98/1704 AAW COO
ARRONDISSEMENTSRECHTBANK TE BREDA
Zevende kamer
Uitgesproken d.d.: 8 maart 1999
het Landelijk instituut sociale verzekeringen (Lisv), uitvoeringsinstelling Gak, gevestigd te Tilburg, verweerder.
Bij besluit van 4 september 1998 (hierna: het bestreden besluit) heeft verweerder de bezwaren ongegrond verklaard die eiser heeft ingediend tegen verweerders besluiten tot terugvordering van uitkering ingevolge de Algemene Arbeidsonge- schiktheidswet (hierna: AAW) en tot het opleggen van een boete van f 600,-.
Eiser heeft bij brief van 13 oktober 1998 beroep ingesteld tegen het bestreden besluit. Verweerder heeft de op de zaak betrekking hebbende stukken ingezonden en bij brief van 18 november 1998 een verweerschrift ingediend.

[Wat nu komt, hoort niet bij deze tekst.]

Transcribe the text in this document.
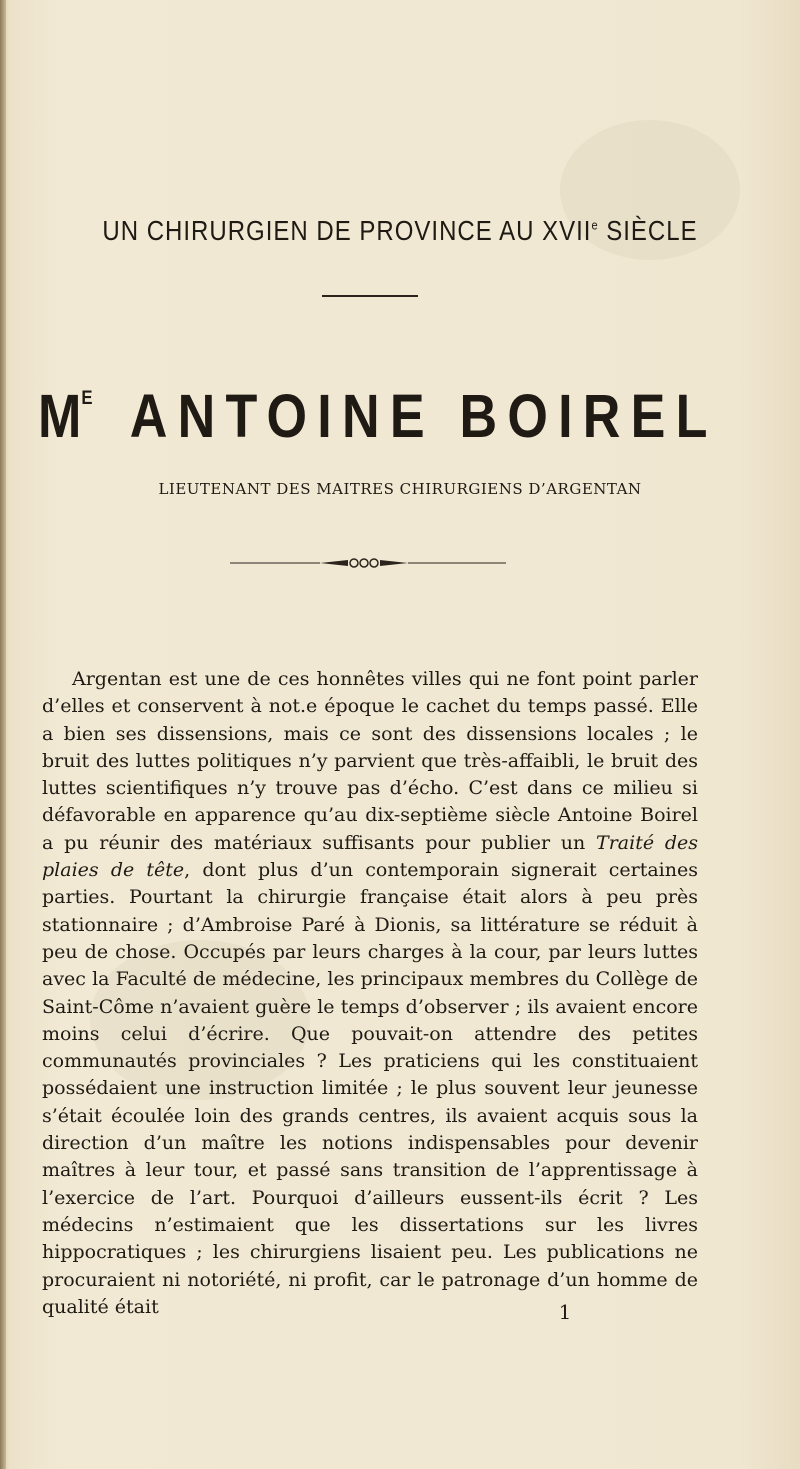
UN CHIRURGIEN DE PROVINCE AU XVIIe SIÈCLE
$M^E$ ANTOINE BOIREL
LIEUTENANT DES MAITRES CHIRURGIENS D’ARGENTAN

Argentan est une de ces honnêtes villes qui ne font point parler d’elles et conservent à not.e époque le cachet du temps passé. Elle a bien ses dissensions, mais ce sont des dissensions locales ; le bruit des luttes politiques n’y parvient que très-affaibli, le bruit des luttes scientifiques n’y trouve pas d’écho. C’est dans ce milieu si défavorable en apparence qu’au dix-septième siècle Antoine Boirel a pu réunir des matériaux suffisants pour publier un Traité des plaies de tête, dont plus d’un contemporain signerait certaines parties. Pourtant la chirurgie française était alors à peu près stationnaire ; d’Ambroise Paré à Dionis, sa littérature se réduit à peu de chose. Occupés par leurs charges à la cour, par leurs luttes avec la Faculté de médecine, les principaux membres du Collège de Saint-Côme n’avaient guère le temps d’observer ; ils avaient encore moins celui d’écrire. Que pouvait-on attendre des petites communautés provinciales ? Les praticiens qui les constituaient possédaient une instruction limitée ; le plus souvent leur jeunesse s’était écoulée loin des grands centres, ils avaient acquis sous la direction d’un maître les notions indispensables pour devenir maîtres à leur tour, et passé sans transition de l’apprentissage à l’exercice de l’art. Pourquoi d’ailleurs eussent-ils écrit ? Les médecins n’estimaient que les dissertations sur les livres hippocratiques ; les chirurgiens lisaient peu. Les publications ne procuraient ni notoriété, ni profit, car le patronage d’un homme de qualité était	1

Het beroep is behandeld ter zitting van 26 januari 1999.
Eiser is in persoon verschenen.
Verweerder is verschenen bij gemachtigde mr. M.J. van der Pas.

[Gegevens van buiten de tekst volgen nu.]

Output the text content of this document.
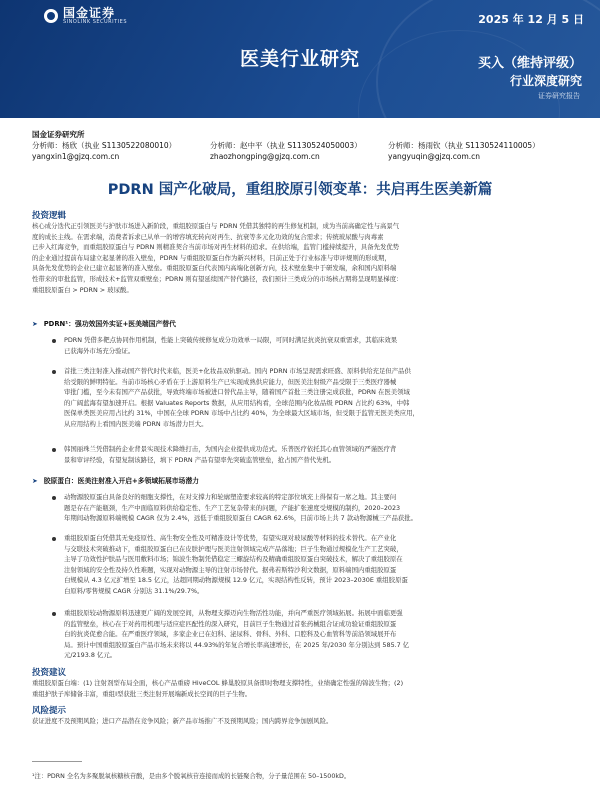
国金证券
SINOLINK SECURITIES	2025 年 12 月 5 日
医美行业研究	买入（维持评级）
行业深度研究
证券研究报告
国金证券研究所
分析师：杨欣（执业 S1130522080010）
yangxin1@gjzq.com.cn
分析师：赵中平（执业 S1130524050003）
zhaozhongping@gjzq.com.cn
分析师：杨雨钦（执业 S1130524110005）
yangyuqin@gjzq.com.cn
PDRN 国产化破局，重组胶原引领变革：共启再生医美新篇
投资逻辑
核心成分迭代正引领医美与护肤市场进入新阶段，重组胶原蛋白与 PDRN 凭借其独特的再生修复机制，成为当前高确定性与高景气
度的成长主线。在需求端，消费者诉求已从单一的增容填充转向对再生、抗衰等多元化功效的复合需求；传统玻尿酸与肉毒素
已步入红海竞争，而重组胶原蛋白与 PDRN 则精准契合当前市场对再生材料的追求。在供给端，监管门槛持续提升，具备先发优势
的企业通过提前布局建立起显著的准入壁垒，PDRN 与重组胶原蛋白作为新兴材料，目前正处于行业标准与审评规则的形成期，
具备先发优势的企业已建立起显著的准入壁垒。重组胶原蛋白代表国内高端化创新方向，技术壁垒集中于研发端，余和国内原料端
性带来的审批监管，形成技术+监管双重壁垒；PDRN 则有望延续国产替代路径，我们预计三类成分的市场核占期将呈现明显梯度：
重组胶原蛋白 > PDRN > 玻尿酸。
➤ PDRN¹：强功效国外实证+医美端国产替代
PDRN 凭借多靶点协同作用机制，性能上突破传统修复成分功效单一局限，可同时满足抗炎抗衰双重需求，其临床效果
已获海外市场充分验证。
首批三类注射准入推动国产替代时代来临，医美+化妆品双轨驱动。国内 PDRN 市场呈现需求旺盛、原料供给充足但产品供
给受限的鲜明特征。当前市场核心矛盾在于上游原料生产已实现成熟供应能力，但医美注射级产品受限于三类医疗器械
审批门槛，至今未有国产产品获批，导致终端市场被进口替代品主导，随着国产首批三类注册完成获批，PDRN 在医美领域
的广阔蓝海有望加速开启。根据 Valuates Reports 数据，从应用结构看，全球范围内化妆品级 PDRN 占比约 63%，中韩
医保单类医美应用占比约 31%，中国在全球 PDRN 市场中占比约 40%，为全球最大区域市场，但受限于监管无医美类应用，
从应用结构上看国内医美端 PDRN 市场潜力巨大。
韩国丽珠兰凭借制药企业背景实现技术降维打击，为国内企业提供成功范式。乐普医疗依托其心血管领域的严谨医疗背
景和审评经验，有望复制该路径，填下 PDRN 产品有望率先突破监管壁垒，抢占国产替代先机。
➤ 胶原蛋白：医美注射准入开启+多领域拓展市场潜力
动物源胶原蛋白具备良好的细胞支撑性，在对支撑力和轮廓塑造要求较高的特定部位填充上得保有一席之地。其主要问
题是存在产能瓶颈，生产中面临原料供给稳定性、生产工艺复杂带来的问题，产能扩张速度受规模的制约，2020–2023
年期间动物源原料端规模 CAGR 仅为 2.4%，远低于重组胶原蛋白 CAGR 62.6%，目前市场上共 7 款动物源械三产品获批。
重组胶原蛋白凭借其无免疫原性、高生物安全性及可精准设计等优势，有望实现对玻尿酸等材料的技术替代。在产业化
与交联技术突破推动下，重组胶原蛋白已在皮肤护理与医美注射领域完成产品落地；巨子生物通过规模化生产工艺突破，
主导了功效性护肤品与医用敷料市场；锦波生物制凭借稳定三螺旋结构及精确重组胶原蛋白突破技术，解决了重组胶原在
注射领域的安全性及持久性难题，实现对动物源主导的注射市场替代。据弗若斯特沙利文数据，原料端国内重组胶原蛋
白规模从 4.3 亿元扩增至 18.5 亿元，达超同期动物源规模 12.9 亿元，实现结构性反转，预计 2023–2030E 重组胶原蛋
白原料/零售规模 CAGR 分别达 31.1%/29.7%。
重组胶原较动物源原料迅速更广阔的发展空间，从物理支撑迈向生物活性功能，并向严重医疗领域拓展。拓展中面临更强
的监管壁垒，核心在于对药用机理与适应症匹配性的深入研究，目前巨子生物通过首张药械组合证成功验证重组胶原蛋
白的抗炎促愈合能。在严重医疗领域，多家企业已在妇科、泌尿科、骨科、外科、口腔科及心血管科等前沿领域展开布
局。预计中国重组胶原蛋白产品市场未来将以 44.93%的年复合增长率高速增长，在 2025 年/2030 年分别达到 585.7 亿
元/2193.8 亿元。
投资建议
重组胶原蛋白端：(1) 注射剂型布局全面，核心产品重磅 HiveCOL 蜂巢胶原具备即时物理支撑特性，业绩确定性强的锦波生物；(2)
重组护肤子库储备丰富，重组Ⅰ型获批三类注射开展端新成长空间的巨子生物。
风险提示
获证进度不及预期风险；进口产品潜在竞争风险；新产品市场推广不及预期风险；国内跨界竞争加剧风险。
¹注：PDRN 全名为多聚脱氧核糖核苷酸，是由多个脱氧核苷连接而成的长链聚合物，分子量范围在 50–1500kD。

Eiser is met ingang van 23 september 1992 een uitkering ingevolge de AAW toege- kend, berekend naar een mate van arbeidsongeschiktheid van 80 tot 100%. Bij besluit van 27 juni 1997 heeft verweerder de AAW-uitkering van eiser met ingang van 13 augustus 1997 ingetrokken.
Eiser heeft van 7 juli 1997 tot 22 augustus 1997 werkzaamheden verricht via Randstad Uitzendbureau. Bij besluit van 12 juni 1998 heeft verweerder besloten tot volledige korting van de AAW-uitkering onder toepassing van artikel 33 van de AAW.
Tegen dit besluit heeft eiser geen bezwaarschrift ingediend.
Bij een tweede besluit van 12 juni 1998 is eiser in kennis gesteld van verweerders beslissing dat over de periode van 1 juli 1997 tot 13 augustus 1997 onverschuldigd AAW-uitkering is betaald tot een brutobedrag van ? 2.418,79 en dat dit bedrag wordt teruggevorderd.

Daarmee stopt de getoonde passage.